Gothika fails to thrill
Gothika has a clear view of greatness with stunning performances and clever direction, but the script brings the film pummeling down to a mediocre thriller.
The film follows in the footsteps of other psychological thrillers such as Signs and The Shining but fumbles along the way, replacing originality with predictablity.
Gothika has two things going for it: a somewhat original premise and Hollywood’s hottest actress, Halle Berry, but a poorly crafted screenplay turns the film from fresh to a B-flick that’s all too familiar.
Berry and Robert Downey Jr. deliver great performances, making the characters believable and connecting to an audience that has become restless of films in which characters are never defined such as Cold Creek Manor and The Texas Chainsaw Massacre.
Dr. Miranda Grey (Berry) is a psychotherapist who is blissfully married to a prison warden (Charles S. Dutton), but her overload of cases has taken a toll. Exhausted and in dire need of a break, she drives home on a dark and ominous night pensive about a patient who thinks she’s the devil (Penelope Cruz).
Miranda wrecks her car trying to avoid a young girl on the road and awakens to find herself on the other side of the glass. She’s being held in a psychiatric ward accused of brutally murdering her husband.
While her mind slowly deteriorates, Miranda becomes crazed in some scenes, which Berry devours like a starving man who has just crossed the desert.
As an actress, she is formidable; her underwritten part serves as a big slice of emotional cake for her to feast upon.

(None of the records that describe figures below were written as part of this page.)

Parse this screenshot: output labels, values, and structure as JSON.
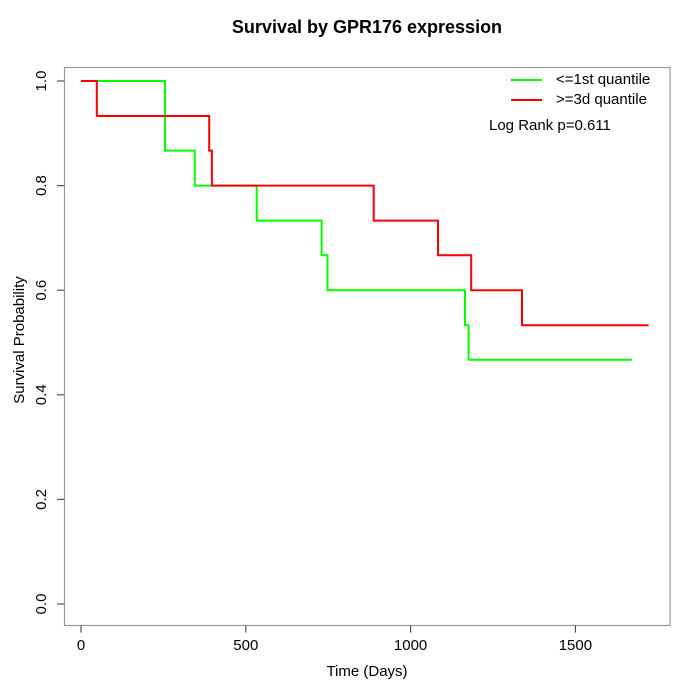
{
  "chart_data": {
    "type": "line",
    "subtype": "kaplan-meier-step",
    "title": "Survival by GPR176 expression",
    "xlabel": "Time (Days)",
    "ylabel": "Survival Probability",
    "x_ticks": [
      0,
      500,
      1000,
      1500
    ],
    "x_tick_labels": [
      "0",
      "500",
      "1000",
      "1500"
    ],
    "y_ticks": [
      0.0,
      0.2,
      0.4,
      0.6,
      0.8,
      1.0
    ],
    "y_tick_labels": [
      "0.0",
      "0.2",
      "0.4",
      "0.6",
      "0.8",
      "1.0"
    ],
    "xlim": [
      -52,
      1788
    ],
    "ylim": [
      -0.04,
      1.03
    ],
    "grid": false,
    "frame_color": "#999999",
    "tick_color": "#555555",
    "text_color": "#000000",
    "background": "#FFFFFF",
    "legend": {
      "position": "topright",
      "entries": [
        {
          "label": "<=1st quantile",
          "color": "#00FF00"
        },
        {
          "label": ">=3d quantile",
          "color": "#FF0000"
        }
      ]
    },
    "annotation": "Log Rank p=0.611",
    "series": [
      {
        "name": "<=1st quantile",
        "color": "#00FF00",
        "points": [
          [
            0,
            1.0
          ],
          [
            255,
            0.867
          ],
          [
            345,
            0.8
          ],
          [
            533,
            0.733
          ],
          [
            730,
            0.667
          ],
          [
            748,
            0.6
          ],
          [
            1165,
            0.533
          ],
          [
            1176,
            0.467
          ]
        ],
        "end_time": 1672
      },
      {
        "name": ">=3d quantile",
        "color": "#FF0000",
        "points": [
          [
            0,
            1.0
          ],
          [
            48,
            0.933
          ],
          [
            389,
            0.867
          ],
          [
            397,
            0.8
          ],
          [
            888,
            0.733
          ],
          [
            1083,
            0.667
          ],
          [
            1184,
            0.6
          ],
          [
            1338,
            0.533
          ]
        ],
        "end_time": 1722
      }
    ]
  }
}
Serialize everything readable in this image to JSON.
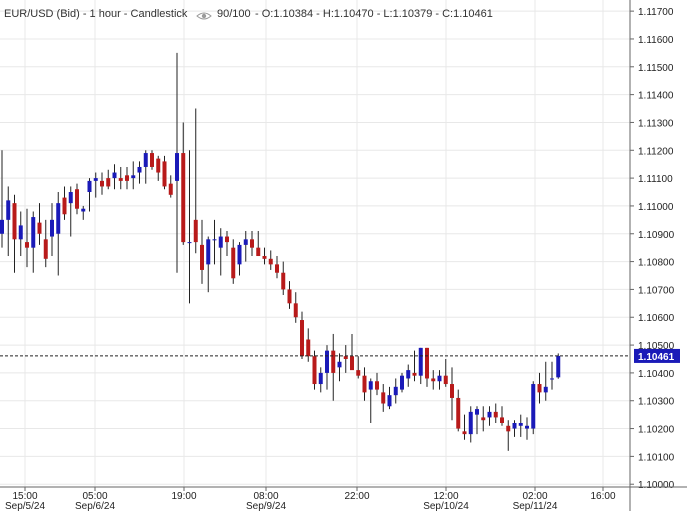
{
  "header": {
    "symbol": "EUR/USD (Bid) - 1 hour - Candlestick",
    "eye_icon": "eye-icon",
    "visible_range": "90/100",
    "ohlc": "- O:1.10384 - H:1.10470 - L:1.10379 - C:1.10461"
  },
  "chart_data": {
    "type": "candlestick",
    "title": "EUR/USD (Bid) - 1 hour - Candlestick",
    "ylim": [
      1.0999,
      1.1174
    ],
    "y_ticks": [
      "1.11700",
      "1.11600",
      "1.11500",
      "1.11400",
      "1.11300",
      "1.11200",
      "1.11100",
      "1.11000",
      "1.10900",
      "1.10800",
      "1.10700",
      "1.10600",
      "1.10500",
      "1.10400",
      "1.10300",
      "1.10200",
      "1.10100",
      "1.10000"
    ],
    "x_ticks": [
      {
        "time": "15:00",
        "date": "Sep/5/24"
      },
      {
        "time": "05:00",
        "date": "Sep/6/24"
      },
      {
        "time": "19:00",
        "date": ""
      },
      {
        "time": "08:00",
        "date": "Sep/9/24"
      },
      {
        "time": "22:00",
        "date": ""
      },
      {
        "time": "12:00",
        "date": "Sep/10/24"
      },
      {
        "time": "02:00",
        "date": "Sep/11/24"
      },
      {
        "time": "16:00",
        "date": ""
      }
    ],
    "last_price": "1.10461",
    "up_color": "#1a1ab8",
    "down_color": "#b81a1a",
    "grid": true,
    "candles": [
      [
        1.109,
        1.112,
        1.1085,
        1.1095
      ],
      [
        1.1095,
        1.1107,
        1.1082,
        1.1102
      ],
      [
        1.1101,
        1.1104,
        1.1076,
        1.1088
      ],
      [
        1.1088,
        1.1098,
        1.1082,
        1.1093
      ],
      [
        1.1087,
        1.1099,
        1.1078,
        1.1085
      ],
      [
        1.1085,
        1.1098,
        1.1076,
        1.1096
      ],
      [
        1.1094,
        1.1101,
        1.1086,
        1.109
      ],
      [
        1.1088,
        1.1095,
        1.1078,
        1.1081
      ],
      [
        1.1089,
        1.1101,
        1.1082,
        1.1095
      ],
      [
        1.109,
        1.1105,
        1.1075,
        1.1101
      ],
      [
        1.1103,
        1.1107,
        1.1095,
        1.1097
      ],
      [
        1.1101,
        1.1107,
        1.1089,
        1.1105
      ],
      [
        1.1106,
        1.1108,
        1.1097,
        1.1099
      ],
      [
        1.1098,
        1.11,
        1.1095,
        1.1099
      ],
      [
        1.1105,
        1.111,
        1.1098,
        1.1109
      ],
      [
        1.1109,
        1.1112,
        1.1103,
        1.111
      ],
      [
        1.1109,
        1.1112,
        1.1104,
        1.1107
      ],
      [
        1.111,
        1.1113,
        1.1106,
        1.1107
      ],
      [
        1.111,
        1.1115,
        1.1106,
        1.1112
      ],
      [
        1.111,
        1.1114,
        1.1106,
        1.1109
      ],
      [
        1.1111,
        1.1114,
        1.1106,
        1.1109
      ],
      [
        1.111,
        1.1116,
        1.1106,
        1.1111
      ],
      [
        1.1112,
        1.1116,
        1.1108,
        1.1114
      ],
      [
        1.1114,
        1.112,
        1.1108,
        1.1119
      ],
      [
        1.1119,
        1.112,
        1.1113,
        1.1114
      ],
      [
        1.1117,
        1.1118,
        1.1109,
        1.1112
      ],
      [
        1.1116,
        1.1118,
        1.1106,
        1.1107
      ],
      [
        1.1108,
        1.1111,
        1.1103,
        1.1104
      ],
      [
        1.1109,
        1.1155,
        1.1076,
        1.1119
      ],
      [
        1.1119,
        1.113,
        1.1086,
        1.1087
      ],
      [
        1.1087,
        1.112,
        1.1065,
        1.1087
      ],
      [
        1.1095,
        1.1135,
        1.1083,
        1.1087
      ],
      [
        1.1086,
        1.1095,
        1.1072,
        1.1077
      ],
      [
        1.1079,
        1.1089,
        1.1069,
        1.1088
      ],
      [
        1.1088,
        1.1095,
        1.1079,
        1.1088
      ],
      [
        1.1085,
        1.1092,
        1.1075,
        1.1089
      ],
      [
        1.1089,
        1.1091,
        1.1082,
        1.1087
      ],
      [
        1.1085,
        1.1088,
        1.1072,
        1.1074
      ],
      [
        1.1079,
        1.1087,
        1.1075,
        1.1086
      ],
      [
        1.1086,
        1.1091,
        1.108,
        1.1088
      ],
      [
        1.1088,
        1.1091,
        1.1082,
        1.1085
      ],
      [
        1.1085,
        1.1091,
        1.1082,
        1.1082
      ],
      [
        1.1082,
        1.1085,
        1.1079,
        1.1081
      ],
      [
        1.1081,
        1.1084,
        1.1077,
        1.1079
      ],
      [
        1.1079,
        1.1082,
        1.1074,
        1.1076
      ],
      [
        1.1076,
        1.108,
        1.1068,
        1.107
      ],
      [
        1.107,
        1.1073,
        1.1063,
        1.1065
      ],
      [
        1.1065,
        1.1069,
        1.1058,
        1.106
      ],
      [
        1.1059,
        1.1062,
        1.1045,
        1.1046
      ],
      [
        1.1052,
        1.1056,
        1.1044,
        1.1046
      ],
      [
        1.1046,
        1.1048,
        1.1034,
        1.1036
      ],
      [
        1.1036,
        1.1042,
        1.1033,
        1.104
      ],
      [
        1.104,
        1.105,
        1.1034,
        1.1048
      ],
      [
        1.1048,
        1.1054,
        1.103,
        1.104
      ],
      [
        1.1042,
        1.1047,
        1.1037,
        1.1044
      ],
      [
        1.1046,
        1.105,
        1.104,
        1.1045
      ],
      [
        1.1046,
        1.1054,
        1.1042,
        1.1041
      ],
      [
        1.1041,
        1.1046,
        1.1038,
        1.1039
      ],
      [
        1.1039,
        1.1042,
        1.103,
        1.1033
      ],
      [
        1.1034,
        1.1038,
        1.1022,
        1.1037
      ],
      [
        1.1037,
        1.104,
        1.1032,
        1.1034
      ],
      [
        1.1033,
        1.1036,
        1.1026,
        1.1029
      ],
      [
        1.1028,
        1.1035,
        1.1027,
        1.1032
      ],
      [
        1.1032,
        1.1038,
        1.1029,
        1.1035
      ],
      [
        1.1034,
        1.104,
        1.1033,
        1.1039
      ],
      [
        1.1038,
        1.1043,
        1.1035,
        1.1041
      ],
      [
        1.104,
        1.1048,
        1.1037,
        1.1039
      ],
      [
        1.1039,
        1.1049,
        1.1036,
        1.1049
      ],
      [
        1.1049,
        1.1049,
        1.1035,
        1.1038
      ],
      [
        1.1038,
        1.1041,
        1.1034,
        1.1037
      ],
      [
        1.1037,
        1.1041,
        1.1034,
        1.1039
      ],
      [
        1.1039,
        1.1045,
        1.1035,
        1.1036
      ],
      [
        1.1036,
        1.1042,
        1.1023,
        1.1031
      ],
      [
        1.1031,
        1.1034,
        1.1019,
        1.102
      ],
      [
        1.1019,
        1.1025,
        1.1016,
        1.1018
      ],
      [
        1.1018,
        1.1028,
        1.1015,
        1.1026
      ],
      [
        1.1025,
        1.1028,
        1.1018,
        1.1027
      ],
      [
        1.1024,
        1.1028,
        1.1019,
        1.1023
      ],
      [
        1.1024,
        1.1028,
        1.1021,
        1.1026
      ],
      [
        1.1026,
        1.1029,
        1.1022,
        1.1024
      ],
      [
        1.1024,
        1.1028,
        1.1021,
        1.1022
      ],
      [
        1.1021,
        1.1023,
        1.1012,
        1.1019
      ],
      [
        1.102,
        1.1023,
        1.1017,
        1.1022
      ],
      [
        1.1021,
        1.1025,
        1.1017,
        1.1022
      ],
      [
        1.102,
        1.1024,
        1.1016,
        1.1021
      ],
      [
        1.102,
        1.1037,
        1.1018,
        1.1036
      ],
      [
        1.1036,
        1.104,
        1.1029,
        1.1033
      ],
      [
        1.1033,
        1.1044,
        1.103,
        1.1035
      ],
      [
        1.1038,
        1.1044,
        1.1034,
        1.1038
      ],
      [
        1.10384,
        1.1047,
        1.10379,
        1.10461
      ]
    ]
  }
}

Miranda’s former friend and current therapist, Pete Graham (Downey Jr.), serves as both ballast and brace in these scenes. An able team player, Downey does his best to balance the wild energy of Berry.
Gothika’s last half hour ruins the entire film by falling into predictable and overused horror clichés, which seem out of place in a movie that could’ve held its own.
What The Sixth Sense had that Gothika lacked was a refreshing nail-bitting ending that defied the average cut-’em-up endings adorning oh so many films.
Despite a hacked script, Gothika’s director, Mathieu Kassovitz tailors ravishing style and technical wizardry with dazzlingly exciting results. Rain drops stop in mid-fall, then rewinds; damp footprints pace the floor.
Kassovitz is best known for his turn as a leading man in 2001’s indie hit Amelie. Venturing to Hollywood, he sidesteps some of the obvious pitfalls of the script, creating instead a vivid, eerie beauty lost inside a nightmare.
Besides the film’s stunning direction, Berry gives her best performance since her Academy Award winning turn in Monster’s Ball.
But not even Berry’s amazing performance could stop Gothika from being just another thriller. Downey is surprisingly enjoyable as Pete even stealing a few scenes from Berry.
But poor Cruz should just stick to roles which don’t require much emotion, or speaking for that matter. Cruz is one of the film’s lowest points, beside the screenplay, that is.
A notable effort from Kassovitz and award-worthy performances from Berry and Downey are lost as Gothika falls into the category of a typical supernatural thriller.
Gothika is proof that it’s not easy to follow M. Night Shyamalan and deliver excitement to an audience that now has higher expectations from horror thrillers.